Optimal alloying element for suppression of volume expansion in Sn alloy anode materials during sodiation: atomistic simulations study

Abstract

Tin (Sn) is cheaper and has a high theoretical capacity of 847 mAh/g, compared to the other anode materials for sodium ion batteries (NIBs). However, Sn exhibits a volume expansion rate of 420%, consistent with its high capacity. The high expansion rate develops stress at the interface and cause pulverization/fragmentation. The anode material develops structural degradation as a result, which degenerates its performance. To inhibit those volume expansion, various Sn-based binary alloys have been investigated. However, the quantitative analysis on the effect of alloying elements as the performance improvement has not been conducted yet, requiring further understanding. Considering inactivity with Na, solubility with Sn, and price, Cu, Mn, and Ni are chosen as candidate metal elements for Sn alloying elements in this study. As atomistic simulations can be highly utilized as it can consider millions of atoms, therefore effective and reliable approach to atomic-scale behavior, which is difficult to analyze experimentally. We used the potentials of second-nearest neighbor modified embedded atom method (2NN MEAM) formalism, and the potential parameters of relevant systems (Na-M-Sn, M=Cu, Mn, Ni) were developed in this study.

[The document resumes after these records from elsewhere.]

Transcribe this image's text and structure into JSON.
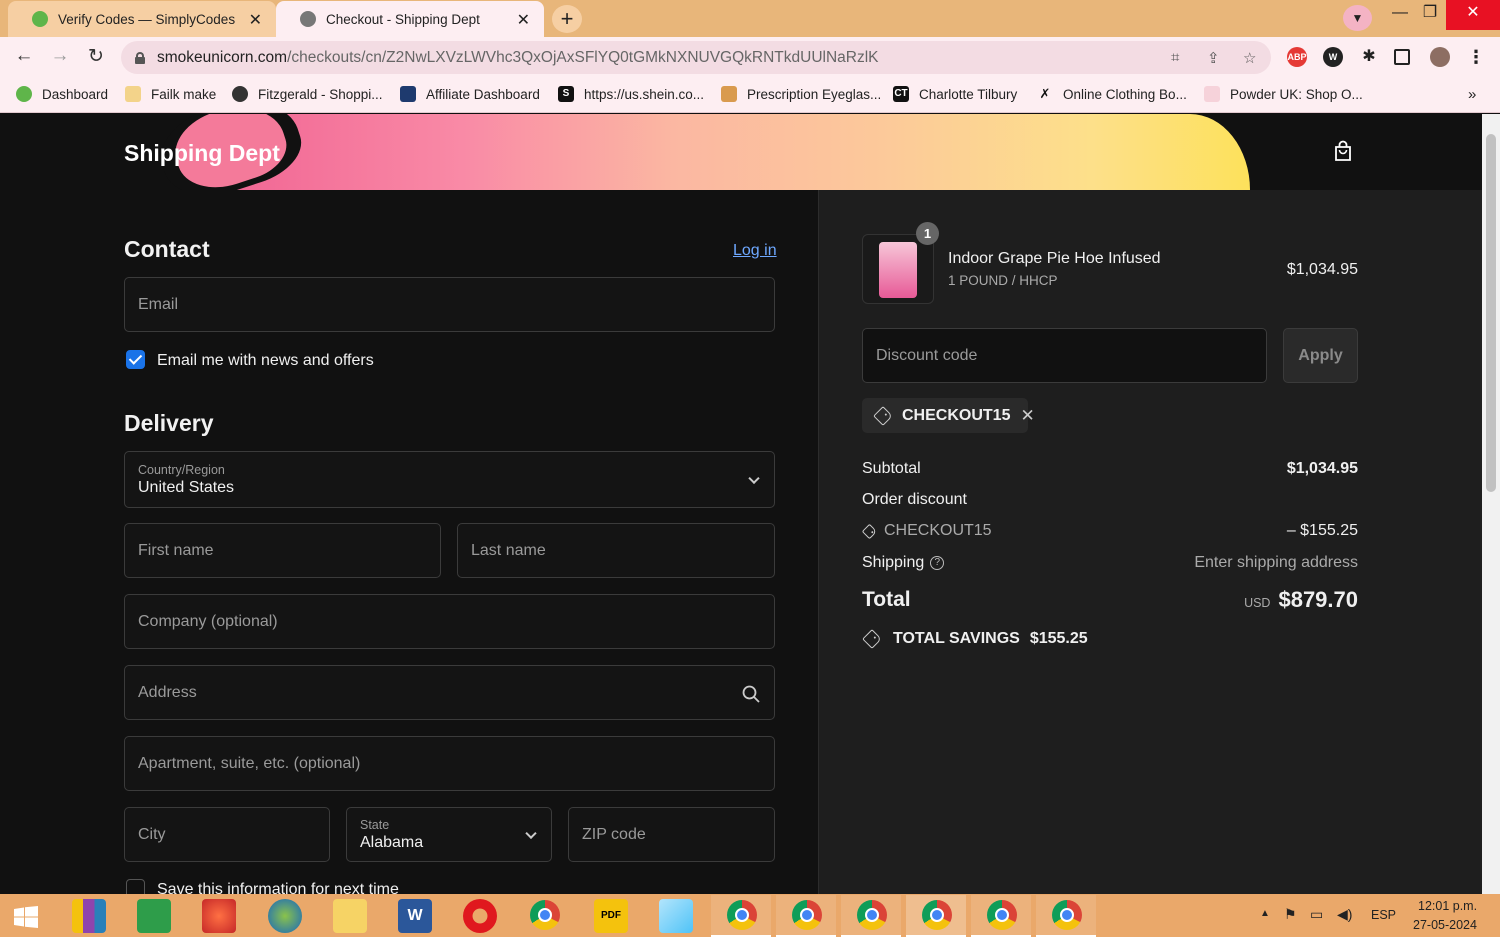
{
  "browser": {
    "tabs": [
      {
        "title": "Verify Codes — SimplyCodes",
        "close": "✕"
      },
      {
        "title": "Checkout - Shipping Dept",
        "close": "✕"
      }
    ],
    "new_tab": "+",
    "url_host": "smokeunicorn.com",
    "url_path": "/checkouts/cn/Z2NwLXVzLWVhc3QxOjAxSFlYQ0tGMkNXNUVGQkRNTkdUUlNaRzlK",
    "bookmarks": [
      {
        "label": "Dashboard"
      },
      {
        "label": "Failk make"
      },
      {
        "label": "Fitzgerald - Shoppi..."
      },
      {
        "label": "Affiliate Dashboard"
      },
      {
        "label": "https://us.shein.co..."
      },
      {
        "label": "Prescription Eyeglas..."
      },
      {
        "label": "Charlotte Tilbury"
      },
      {
        "label": "Online Clothing Bo..."
      },
      {
        "label": "Powder UK: Shop O..."
      }
    ],
    "more_bookmarks": "»"
  },
  "store": {
    "name": "Shipping Dept"
  },
  "contact": {
    "heading": "Contact",
    "login": "Log in",
    "email_placeholder": "Email",
    "newsletter_label": "Email me with news and offers"
  },
  "delivery": {
    "heading": "Delivery",
    "country_label": "Country/Region",
    "country_value": "United States",
    "first_name": "First name",
    "last_name": "Last name",
    "company": "Company (optional)",
    "address": "Address",
    "apartment": "Apartment, suite, etc. (optional)",
    "city": "City",
    "state_label": "State",
    "state_value": "Alabama",
    "zip": "ZIP code",
    "save_info": "Save this information for next time"
  },
  "summary": {
    "item": {
      "quantity": "1",
      "name": "Indoor Grape Pie Hoe Infused",
      "variant": "1 POUND / HHCP",
      "price": "$1,034.95"
    },
    "discount_placeholder": "Discount code",
    "apply": "Apply",
    "applied_code": "CHECKOUT15",
    "subtotal_label": "Subtotal",
    "subtotal_value": "$1,034.95",
    "order_discount_label": "Order discount",
    "discount_code": "CHECKOUT15",
    "discount_value": "– $155.25",
    "shipping_label": "Shipping",
    "shipping_value": "Enter shipping address",
    "total_label": "Total",
    "currency": "USD",
    "total_value": "$879.70",
    "savings_label": "TOTAL SAVINGS",
    "savings_value": "$155.25"
  },
  "taskbar": {
    "language": "ESP",
    "time": "12:01 p.m.",
    "date": "27-05-2024"
  }
}
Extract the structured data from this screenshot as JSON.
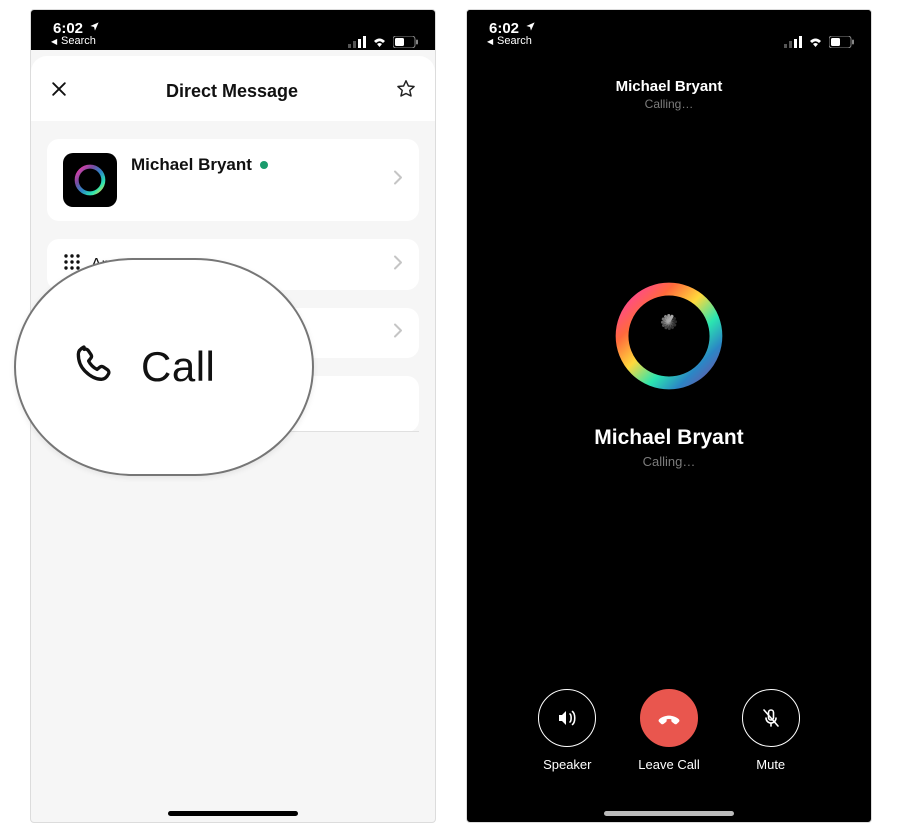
{
  "statusbar": {
    "time": "6:02",
    "back_label": "Search"
  },
  "left": {
    "header_title": "Direct Message",
    "user": {
      "name": "Michael Bryant"
    },
    "rows": {
      "apps_label": "Apps"
    }
  },
  "callout": {
    "label": "Call"
  },
  "right": {
    "top_name": "Michael Bryant",
    "top_status": "Calling…",
    "center_name": "Michael Bryant",
    "center_status": "Calling…",
    "controls": {
      "speaker": "Speaker",
      "leave": "Leave Call",
      "mute": "Mute"
    }
  }
}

Using the atomistic simulations based on the potentials developed, we investigated the clustering mechanism during the Na infusion into amorphous Sn-M anode materials, compared to Zn-Sn counter example. We found that Sn-M alloy is stable in amorphous solid solution, and as Na atoms infuses, phase transformation occurs such that M elements are separated out, forming M clusters and NaxSn amorphous phase. It was checked that the counter example Sn-Zn alloy does not show same phenomenon, confirming the effect of alloying those M elements. Thereafter, from the comparison of volume reduction ratio and Na infusion rate, it is suggested that Cu is the best alloying element for the Sn base alloy anode materials.